TF-IDF — A simple explanation.
In the field of Information Retrieval, TF-IDF is a common statistic used to measure how important a word is to a document in a collection (corpus) of documents.
This article introduces the components of TF-IDF and explains how it can be used for search query ranking. The emphasis is on simple explanations and easy to follow examples.
Let’s start with the setup that we’re going to use through the rest of this article. Let’s say we have a corpus of randomly selected 10,000 Wikipedia articles related to nature. A small amount of articles talk about foxes and a very small amount of them talk about red foxes.
Some Commonly Used Terminology
Corpus — a collection of documents (think all Wikipedia articles).
Term — essentially a word (like “fox”).
TF — Term Frequency
Measures how common a term is in a particular document.
Formula:
TF(term, document) = times term appears in document / number of terms in document.
Example:
Document: The brown fox is common in the woods of the Pacific Northwest.
TF(the, document) = 3 / 11 = 0.27
TF(fox, document) = 1 / 11 = 0.09
Of course Wikipedia documents would be longer, but this is an example.
Meaning:
High TF — common in document.
Low TF — not common in document.
IDF — Inverse Document Frequency
Measures how common a word is in the corpus.
Formula:
IDF(term, corpus) = log(number of documents / number of documents containing the word)
Example:
In our corpus of 10,000 wikipedia articles, we can have:
IDF(“the”, corpus) = log(10,000 / 9,850) = 0.01
IDF(“fox”, corpus) = log(10,000 / 3) = 8.11
Meaning:
High IDF — rare word.
Low IDF — common word.
Brining it together — TF-IDF
TF-IDF is measured by multiplying TF(term, document) by IDF(term, corpus).
Example:
Term: fox
TF — higher in documents mentioning foxes often.
IDF — high, it’s a rare word.
Term: red
TF — higher in documents mentioning “red” often.
IDF — lower, it’s a more common word.
Meaning:
TF-IDF is high for words that are commonly found in a document, but rare in the corpus. That makes sense. If the word is “fox” and we have one article that talks about foxes a lot in a corpus where we don’t have many fox references, that article is obviously very relevant for the word fox.

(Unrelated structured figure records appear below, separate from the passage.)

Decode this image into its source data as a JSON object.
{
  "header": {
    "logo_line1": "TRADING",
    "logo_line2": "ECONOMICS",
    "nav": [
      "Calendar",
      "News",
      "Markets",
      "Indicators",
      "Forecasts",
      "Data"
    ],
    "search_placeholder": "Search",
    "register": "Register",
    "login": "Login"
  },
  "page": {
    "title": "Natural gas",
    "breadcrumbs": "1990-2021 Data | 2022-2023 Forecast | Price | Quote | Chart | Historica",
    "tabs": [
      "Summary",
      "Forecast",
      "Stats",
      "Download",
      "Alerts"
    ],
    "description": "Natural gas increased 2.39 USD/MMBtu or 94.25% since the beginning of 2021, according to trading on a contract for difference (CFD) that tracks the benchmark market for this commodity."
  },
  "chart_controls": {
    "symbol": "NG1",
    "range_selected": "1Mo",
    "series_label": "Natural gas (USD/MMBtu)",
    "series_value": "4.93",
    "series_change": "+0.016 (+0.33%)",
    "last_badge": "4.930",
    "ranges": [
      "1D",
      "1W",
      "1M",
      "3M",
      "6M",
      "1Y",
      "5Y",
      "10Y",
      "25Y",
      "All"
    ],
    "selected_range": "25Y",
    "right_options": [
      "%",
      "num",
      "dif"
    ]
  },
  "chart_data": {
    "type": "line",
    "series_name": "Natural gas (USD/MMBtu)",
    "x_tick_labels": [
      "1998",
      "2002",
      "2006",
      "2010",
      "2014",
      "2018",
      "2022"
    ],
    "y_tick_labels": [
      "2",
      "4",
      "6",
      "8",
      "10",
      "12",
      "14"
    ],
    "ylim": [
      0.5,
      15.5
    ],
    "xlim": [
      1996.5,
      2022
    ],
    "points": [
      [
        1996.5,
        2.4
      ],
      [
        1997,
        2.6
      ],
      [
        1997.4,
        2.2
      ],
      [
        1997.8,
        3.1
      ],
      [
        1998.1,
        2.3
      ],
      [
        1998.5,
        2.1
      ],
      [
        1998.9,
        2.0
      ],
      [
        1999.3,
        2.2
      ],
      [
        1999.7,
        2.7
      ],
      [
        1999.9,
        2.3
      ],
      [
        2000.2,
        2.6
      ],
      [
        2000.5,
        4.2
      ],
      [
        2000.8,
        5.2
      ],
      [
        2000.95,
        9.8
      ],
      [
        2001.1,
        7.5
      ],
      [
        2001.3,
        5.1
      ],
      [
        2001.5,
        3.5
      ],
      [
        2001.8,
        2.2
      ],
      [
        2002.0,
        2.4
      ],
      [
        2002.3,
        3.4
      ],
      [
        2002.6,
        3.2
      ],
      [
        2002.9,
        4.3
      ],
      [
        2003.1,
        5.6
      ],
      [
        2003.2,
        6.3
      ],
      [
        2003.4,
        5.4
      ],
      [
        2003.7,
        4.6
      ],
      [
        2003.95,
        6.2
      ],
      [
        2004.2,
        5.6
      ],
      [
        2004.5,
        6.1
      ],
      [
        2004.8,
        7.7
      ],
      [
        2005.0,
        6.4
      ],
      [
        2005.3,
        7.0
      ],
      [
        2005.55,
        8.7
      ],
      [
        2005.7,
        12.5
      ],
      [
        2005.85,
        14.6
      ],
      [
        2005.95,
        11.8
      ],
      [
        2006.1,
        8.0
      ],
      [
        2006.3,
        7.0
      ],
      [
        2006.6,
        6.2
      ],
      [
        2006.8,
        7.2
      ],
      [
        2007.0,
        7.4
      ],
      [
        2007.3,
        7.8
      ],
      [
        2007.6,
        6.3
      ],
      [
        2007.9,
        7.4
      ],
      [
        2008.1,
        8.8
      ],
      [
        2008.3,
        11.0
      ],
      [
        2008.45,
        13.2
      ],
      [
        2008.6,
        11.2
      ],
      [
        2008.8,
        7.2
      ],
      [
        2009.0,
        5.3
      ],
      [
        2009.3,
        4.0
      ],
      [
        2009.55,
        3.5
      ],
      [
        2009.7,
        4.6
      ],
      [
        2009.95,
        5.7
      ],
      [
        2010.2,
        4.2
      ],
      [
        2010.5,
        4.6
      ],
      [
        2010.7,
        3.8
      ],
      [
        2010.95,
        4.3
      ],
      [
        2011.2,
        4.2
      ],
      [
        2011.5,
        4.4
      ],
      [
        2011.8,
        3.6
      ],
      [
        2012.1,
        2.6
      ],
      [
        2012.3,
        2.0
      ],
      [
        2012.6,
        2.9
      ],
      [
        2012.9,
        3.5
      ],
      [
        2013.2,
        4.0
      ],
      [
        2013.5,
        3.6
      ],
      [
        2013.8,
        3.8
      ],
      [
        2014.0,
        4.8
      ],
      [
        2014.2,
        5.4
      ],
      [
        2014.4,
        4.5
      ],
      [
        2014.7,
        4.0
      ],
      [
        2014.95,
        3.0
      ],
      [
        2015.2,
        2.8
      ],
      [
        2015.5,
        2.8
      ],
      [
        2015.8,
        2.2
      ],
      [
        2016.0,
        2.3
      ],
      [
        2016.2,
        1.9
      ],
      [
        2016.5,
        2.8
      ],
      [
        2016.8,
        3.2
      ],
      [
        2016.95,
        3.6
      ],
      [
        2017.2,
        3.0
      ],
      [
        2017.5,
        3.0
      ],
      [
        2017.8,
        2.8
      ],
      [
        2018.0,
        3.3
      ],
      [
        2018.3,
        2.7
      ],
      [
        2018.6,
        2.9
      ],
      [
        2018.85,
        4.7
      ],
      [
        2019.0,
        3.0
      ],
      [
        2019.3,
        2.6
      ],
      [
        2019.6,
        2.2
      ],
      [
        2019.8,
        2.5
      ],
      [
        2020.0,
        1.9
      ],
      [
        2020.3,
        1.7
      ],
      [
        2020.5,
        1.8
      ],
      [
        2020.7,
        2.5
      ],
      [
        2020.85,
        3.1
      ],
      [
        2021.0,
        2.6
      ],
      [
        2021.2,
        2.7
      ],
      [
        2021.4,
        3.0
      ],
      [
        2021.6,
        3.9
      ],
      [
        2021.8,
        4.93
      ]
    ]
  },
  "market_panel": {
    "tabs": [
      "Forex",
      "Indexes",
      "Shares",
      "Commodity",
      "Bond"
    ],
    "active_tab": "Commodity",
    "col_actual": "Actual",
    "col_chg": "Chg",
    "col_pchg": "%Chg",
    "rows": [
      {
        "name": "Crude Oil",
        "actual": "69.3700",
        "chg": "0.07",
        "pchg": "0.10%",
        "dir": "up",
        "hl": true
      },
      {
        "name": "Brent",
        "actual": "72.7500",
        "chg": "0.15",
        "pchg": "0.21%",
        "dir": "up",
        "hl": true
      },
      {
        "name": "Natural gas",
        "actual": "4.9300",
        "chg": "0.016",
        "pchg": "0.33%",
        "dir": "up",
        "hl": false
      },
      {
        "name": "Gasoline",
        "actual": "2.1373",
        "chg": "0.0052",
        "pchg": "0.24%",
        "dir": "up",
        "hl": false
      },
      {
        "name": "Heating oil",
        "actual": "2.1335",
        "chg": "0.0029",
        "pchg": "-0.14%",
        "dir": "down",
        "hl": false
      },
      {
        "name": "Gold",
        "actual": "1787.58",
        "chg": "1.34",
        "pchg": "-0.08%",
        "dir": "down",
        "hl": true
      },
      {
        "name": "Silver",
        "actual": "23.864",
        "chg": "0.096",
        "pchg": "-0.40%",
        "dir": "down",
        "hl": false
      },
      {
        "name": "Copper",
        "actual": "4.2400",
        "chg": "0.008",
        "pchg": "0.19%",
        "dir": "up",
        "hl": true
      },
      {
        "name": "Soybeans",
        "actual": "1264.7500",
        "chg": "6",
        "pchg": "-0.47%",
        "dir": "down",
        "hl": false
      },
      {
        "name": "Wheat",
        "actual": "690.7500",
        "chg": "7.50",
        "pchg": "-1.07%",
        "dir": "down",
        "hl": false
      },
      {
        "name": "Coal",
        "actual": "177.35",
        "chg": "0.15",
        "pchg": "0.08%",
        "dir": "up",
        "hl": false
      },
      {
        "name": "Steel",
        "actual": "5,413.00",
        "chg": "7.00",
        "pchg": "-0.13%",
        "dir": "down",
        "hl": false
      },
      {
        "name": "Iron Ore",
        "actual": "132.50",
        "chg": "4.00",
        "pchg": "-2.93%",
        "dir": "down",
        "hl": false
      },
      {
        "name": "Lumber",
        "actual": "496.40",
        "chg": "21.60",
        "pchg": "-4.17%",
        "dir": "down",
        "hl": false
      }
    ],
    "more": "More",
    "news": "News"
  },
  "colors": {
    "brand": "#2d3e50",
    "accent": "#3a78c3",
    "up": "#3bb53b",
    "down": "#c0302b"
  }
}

Using TF-IDF in search ranking
Let’s explain how we can use TF-IDF for search ranking.
One simple way of doing it is this: if we have a query of K terms, we can go over our N documents and compute the TF-IDF for each of the K terms in relation to every document. For every document we can then sum the computed TF-IDFs and consider that as the score of document for that query.
Example 1: single word query.
If the query is “fox”, the IDF is going to be the same for every document. The TF is going to be higher for the documents which contain the word fox the most. So we’ll end up ranking these the highest. That makes sense.

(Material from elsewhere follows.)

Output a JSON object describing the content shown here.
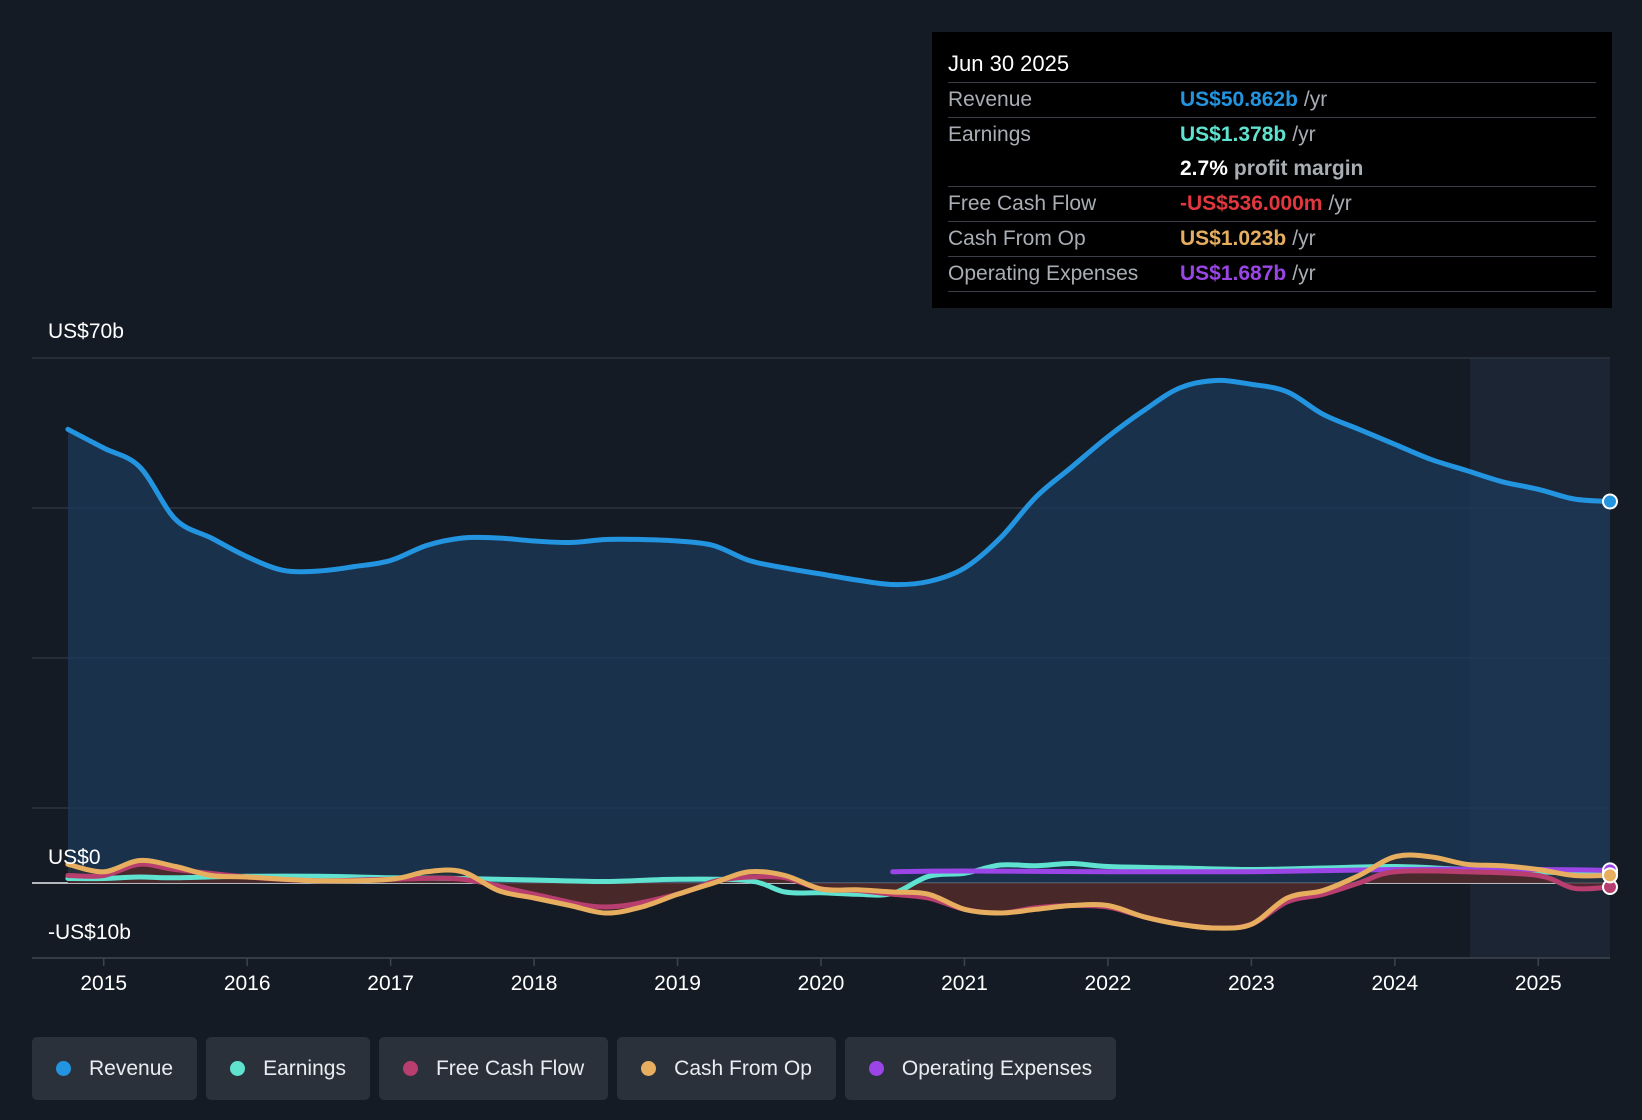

Example 2: two words query.
Let’s say we have a search query “red fox”. Let’s work through a few documents to get an idea of how are their scores going to look like.

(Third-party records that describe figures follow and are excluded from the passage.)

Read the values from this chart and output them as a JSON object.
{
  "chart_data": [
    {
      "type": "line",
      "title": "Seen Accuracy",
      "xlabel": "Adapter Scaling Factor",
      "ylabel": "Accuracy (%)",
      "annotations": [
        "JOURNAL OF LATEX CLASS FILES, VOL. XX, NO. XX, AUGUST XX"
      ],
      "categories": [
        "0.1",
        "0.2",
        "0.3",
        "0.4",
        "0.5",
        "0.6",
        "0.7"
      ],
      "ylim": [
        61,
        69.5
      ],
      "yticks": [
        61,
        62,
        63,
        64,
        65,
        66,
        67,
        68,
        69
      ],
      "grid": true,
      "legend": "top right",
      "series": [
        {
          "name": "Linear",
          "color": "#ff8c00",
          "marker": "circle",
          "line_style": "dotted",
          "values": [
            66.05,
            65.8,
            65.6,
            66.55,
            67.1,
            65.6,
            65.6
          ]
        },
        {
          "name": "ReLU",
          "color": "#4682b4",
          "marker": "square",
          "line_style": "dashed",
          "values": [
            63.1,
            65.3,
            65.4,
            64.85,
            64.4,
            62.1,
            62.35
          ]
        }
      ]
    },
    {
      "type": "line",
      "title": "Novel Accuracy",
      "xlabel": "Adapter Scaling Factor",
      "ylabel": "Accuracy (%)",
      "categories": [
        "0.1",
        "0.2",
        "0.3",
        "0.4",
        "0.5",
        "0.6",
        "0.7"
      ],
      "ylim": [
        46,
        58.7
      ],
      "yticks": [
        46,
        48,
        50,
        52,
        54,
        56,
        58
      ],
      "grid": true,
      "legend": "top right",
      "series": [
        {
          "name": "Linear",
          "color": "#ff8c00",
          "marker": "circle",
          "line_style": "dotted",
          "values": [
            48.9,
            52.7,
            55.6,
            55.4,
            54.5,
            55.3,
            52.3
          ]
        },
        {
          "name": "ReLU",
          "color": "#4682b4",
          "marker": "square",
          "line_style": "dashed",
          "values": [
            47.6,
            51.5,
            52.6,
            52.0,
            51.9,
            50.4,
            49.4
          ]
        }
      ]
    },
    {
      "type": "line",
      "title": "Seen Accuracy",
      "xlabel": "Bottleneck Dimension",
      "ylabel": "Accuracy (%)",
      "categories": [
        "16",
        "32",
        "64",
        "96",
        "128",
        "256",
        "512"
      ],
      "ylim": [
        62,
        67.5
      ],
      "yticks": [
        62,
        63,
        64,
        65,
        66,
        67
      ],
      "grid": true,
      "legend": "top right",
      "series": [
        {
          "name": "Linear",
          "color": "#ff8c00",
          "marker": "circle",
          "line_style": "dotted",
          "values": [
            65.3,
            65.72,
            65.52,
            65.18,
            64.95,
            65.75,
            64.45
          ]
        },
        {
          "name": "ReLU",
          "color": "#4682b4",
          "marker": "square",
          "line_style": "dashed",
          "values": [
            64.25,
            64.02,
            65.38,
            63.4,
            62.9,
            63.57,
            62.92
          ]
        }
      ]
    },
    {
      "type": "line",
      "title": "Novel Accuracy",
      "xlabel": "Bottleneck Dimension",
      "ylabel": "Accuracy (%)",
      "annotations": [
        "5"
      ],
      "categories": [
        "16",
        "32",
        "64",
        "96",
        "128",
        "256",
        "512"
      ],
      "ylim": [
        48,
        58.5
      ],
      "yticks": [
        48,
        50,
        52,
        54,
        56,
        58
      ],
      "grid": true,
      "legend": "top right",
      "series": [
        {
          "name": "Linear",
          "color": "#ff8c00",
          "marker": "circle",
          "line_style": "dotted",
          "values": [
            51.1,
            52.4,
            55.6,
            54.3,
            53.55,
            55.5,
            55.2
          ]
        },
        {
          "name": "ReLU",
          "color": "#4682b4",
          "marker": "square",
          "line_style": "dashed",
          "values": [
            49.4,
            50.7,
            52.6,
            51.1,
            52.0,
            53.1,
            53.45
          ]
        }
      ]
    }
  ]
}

Document d1 — talks about foxes, but not about red foxes.
TF-IDF(red, d1)
= TF(red, d1) * IDF(red, corpus)
= (2/250) * log(10000/60) = 0.008 * 5.11 = 0.04
TF-IDF(fox, d1)
= TF(fox, d1) * IDF(fox, corpus)
= (30/250) * log(10000/3) = 0.12 * 8.11 = 0.97
Score: 0.04 + 0.97 = 1.01
Document d2 — talks about red foxes.
TF-IDF(red, d2)
= TF(red, d2) * IDF(red, corpus)
= (16/250) * log(10000/60) = 0.064 * 5.11 = 0.32
TF-IDF(fox, d2)
= TF(fox, d2) * IDF(fox, corpus)
= (35/250) * log(10000/3) = 0.14 * 8.11 = 1.13
Score: 0.32 + 1.13 = 1.45
Document d3 — talks about something else.
TF-IDF(red, d3)
= TF(red, d3) * IDF(red, corpus)
= (1/250) * log(10000/60) = 0.004 * 5.11 = 0.02
TF-IDF(fox, d3)
= TF(fox, d3) * IDF(fox, corpus)
= (0/250) * log(10000/3) = 0 * 8.11 = 0
Score: 0.02 + 0 = 0.02
Let’s summarize. Note how fox, which is a more rare word than red, contributes more to the score for the query “red fox”. This is a very useful property of using TF-IDF for ranking. For the query “red fox”, we’d rather get articles about foxes than articles about red things.
In the field of information retrieval, there are various TF-IDF inspired ranking functions, like Okapi BM25 and others.